🧬 BDNF Extraction Viewer

This study investigated whether employment status moderates associations between baseline serum biomarkers and antidepressant remission at 12 weeks and 12 months. A prospective cohort of 1086 outpatients diagnosed with depressive disorders received stepwise antidepressant therapy using a naturalistic, flexible treatment protocol. Fourteen serum biomarkers covering immune (hsCRP, TNF-α, IL-1β, IL-6, IL-4, IL-10), metabolic (leptin, ghrelin, total cholesterol), neuroplastic (BDNF), neurotransmitter (serotonin), endocrine (cortisol), and nutritional (folate, homocysteine) domains were analyzed at baseline. Employment-dependent biomarker associations with remission (Hamilton Depression Rating Scale ≤7) at 12 weeks and 12 months were evaluated using logistic regression with biomarker-by-employment interactions and stratified analyses, adjusting for relevant covariates. Higher serotonin levels significantly predicted 12-week remission exclusively among employed patients, with a significant employment interaction.

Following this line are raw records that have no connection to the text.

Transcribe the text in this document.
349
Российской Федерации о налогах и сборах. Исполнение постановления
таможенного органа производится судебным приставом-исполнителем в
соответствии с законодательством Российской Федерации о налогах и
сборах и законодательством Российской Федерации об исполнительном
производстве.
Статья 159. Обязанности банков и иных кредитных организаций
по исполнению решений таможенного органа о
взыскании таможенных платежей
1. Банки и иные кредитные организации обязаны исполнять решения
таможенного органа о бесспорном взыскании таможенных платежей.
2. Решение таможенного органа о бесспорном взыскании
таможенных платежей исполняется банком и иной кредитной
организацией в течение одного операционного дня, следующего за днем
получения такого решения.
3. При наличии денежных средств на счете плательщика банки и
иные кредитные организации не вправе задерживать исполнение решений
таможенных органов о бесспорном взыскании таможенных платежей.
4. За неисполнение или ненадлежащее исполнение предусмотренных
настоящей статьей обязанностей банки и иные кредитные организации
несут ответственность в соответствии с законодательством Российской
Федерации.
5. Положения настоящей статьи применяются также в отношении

At 12 months, lower leptin levels predicted remission specifically in employed patients, whereas lower TNF-α and higher BDNF levels predicted remission only in unemployed patients, each demonstrating significant employment interactions. Baseline serum biomarkers showed employment-dependent associations with antidepressant remission outcomes, highlighting serotonin's short-term relevance and leptin, TNF-α, and BDNF as longer-term indicators. Although exploratory, these findings suggest that integrating employment status with biomarker profiles may enhance clinical decision-making by identifying patients who are more or less likely to benefit from treatment across different phases of recovery. Replication in independent cohorts is needed to establish the clinical applicability of such employment-tailored, biomarker-informed strategies.